Inflicting such an injury is painless but is designed to increase blood pressure, raise the heart rate and, consequently, enhance performance.
Boosting can occur naturally but a survey carried out by the International Paralympic Committee during the Beijing Games indicated that around 17 percent of those who responded had used boosting.
And some experts believe the real figure could be higher.
"We obviously don't encourage boosting in any way shape or form," said British Paralympic team chef de mission Craig Hunter.
"We have an educational programme in place to advise athletes about its dangers.

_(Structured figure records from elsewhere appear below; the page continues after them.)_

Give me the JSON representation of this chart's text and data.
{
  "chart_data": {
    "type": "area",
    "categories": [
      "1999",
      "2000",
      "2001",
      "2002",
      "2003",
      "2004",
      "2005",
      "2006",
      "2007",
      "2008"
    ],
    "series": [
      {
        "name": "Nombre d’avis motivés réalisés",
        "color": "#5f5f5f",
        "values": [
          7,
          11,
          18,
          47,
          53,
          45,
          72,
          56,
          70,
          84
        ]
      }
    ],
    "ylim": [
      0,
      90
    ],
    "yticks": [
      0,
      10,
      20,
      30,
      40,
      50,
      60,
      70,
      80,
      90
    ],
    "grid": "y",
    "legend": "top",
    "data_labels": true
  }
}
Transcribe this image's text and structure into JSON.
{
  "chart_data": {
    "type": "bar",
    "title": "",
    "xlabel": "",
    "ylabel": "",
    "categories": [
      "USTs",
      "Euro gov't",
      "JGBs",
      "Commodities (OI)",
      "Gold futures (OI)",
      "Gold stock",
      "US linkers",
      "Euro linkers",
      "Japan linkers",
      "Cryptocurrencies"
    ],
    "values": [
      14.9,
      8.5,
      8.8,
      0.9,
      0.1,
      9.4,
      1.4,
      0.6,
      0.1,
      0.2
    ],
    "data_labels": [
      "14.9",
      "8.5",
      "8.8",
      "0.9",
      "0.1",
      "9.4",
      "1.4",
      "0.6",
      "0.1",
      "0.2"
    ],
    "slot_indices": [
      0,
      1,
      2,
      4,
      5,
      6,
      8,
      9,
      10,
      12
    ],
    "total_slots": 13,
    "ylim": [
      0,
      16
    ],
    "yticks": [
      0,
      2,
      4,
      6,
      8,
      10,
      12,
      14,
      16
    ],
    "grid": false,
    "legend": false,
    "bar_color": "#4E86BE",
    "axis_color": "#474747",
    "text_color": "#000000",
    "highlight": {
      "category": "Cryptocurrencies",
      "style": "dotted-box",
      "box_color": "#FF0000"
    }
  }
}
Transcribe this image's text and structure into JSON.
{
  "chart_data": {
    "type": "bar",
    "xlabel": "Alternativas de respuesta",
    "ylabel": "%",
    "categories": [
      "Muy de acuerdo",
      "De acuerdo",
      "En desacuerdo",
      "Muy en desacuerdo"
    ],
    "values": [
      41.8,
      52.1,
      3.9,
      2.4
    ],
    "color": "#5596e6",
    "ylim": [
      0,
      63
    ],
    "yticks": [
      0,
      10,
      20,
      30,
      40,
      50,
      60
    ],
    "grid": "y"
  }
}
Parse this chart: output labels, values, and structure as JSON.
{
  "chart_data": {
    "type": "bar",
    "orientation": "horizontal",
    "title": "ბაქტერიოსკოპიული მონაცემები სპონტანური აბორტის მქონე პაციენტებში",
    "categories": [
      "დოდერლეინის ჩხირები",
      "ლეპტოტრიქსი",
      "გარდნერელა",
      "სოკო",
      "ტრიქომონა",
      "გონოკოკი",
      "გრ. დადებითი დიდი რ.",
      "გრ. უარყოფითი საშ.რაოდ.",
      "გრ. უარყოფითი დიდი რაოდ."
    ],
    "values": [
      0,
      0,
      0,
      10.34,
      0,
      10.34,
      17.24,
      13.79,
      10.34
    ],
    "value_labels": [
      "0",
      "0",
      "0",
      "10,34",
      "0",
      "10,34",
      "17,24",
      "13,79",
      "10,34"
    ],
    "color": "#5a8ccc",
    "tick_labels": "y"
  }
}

And we also know it will be closely monitored during the Games."
So far 60 of the 300-strong British team have checked into the athletes' village in east London.
And Hunter reports the mood in his camp is upbeat with the success of Britain's Olympic team raising expectations, just six days before the opening ceremony.
"We are using Olympic success as an inspiration," he said.
"The ability for athletes to use the performances and inspirational moments of Team GB has been quite key to our preparations.
"The athletes want to contribute to that success. The Olympians have done their part and the Paralympians want to make sure they add their medals."
UK Sport has spent £49 million funding the Paralympic team and has demanded a return of 103 medals from 12 sports, plus a second place on the medal table, for that investment.
"We're comfortable with their target," added Hunter. "It will be tough because, as we saw at the Olympics, there are more and more emerging nations.
"It will be a hugely competitive Games. Everyone wants a medal around their necks but the opportunities are there for every athlete in our team to aspire to the podium."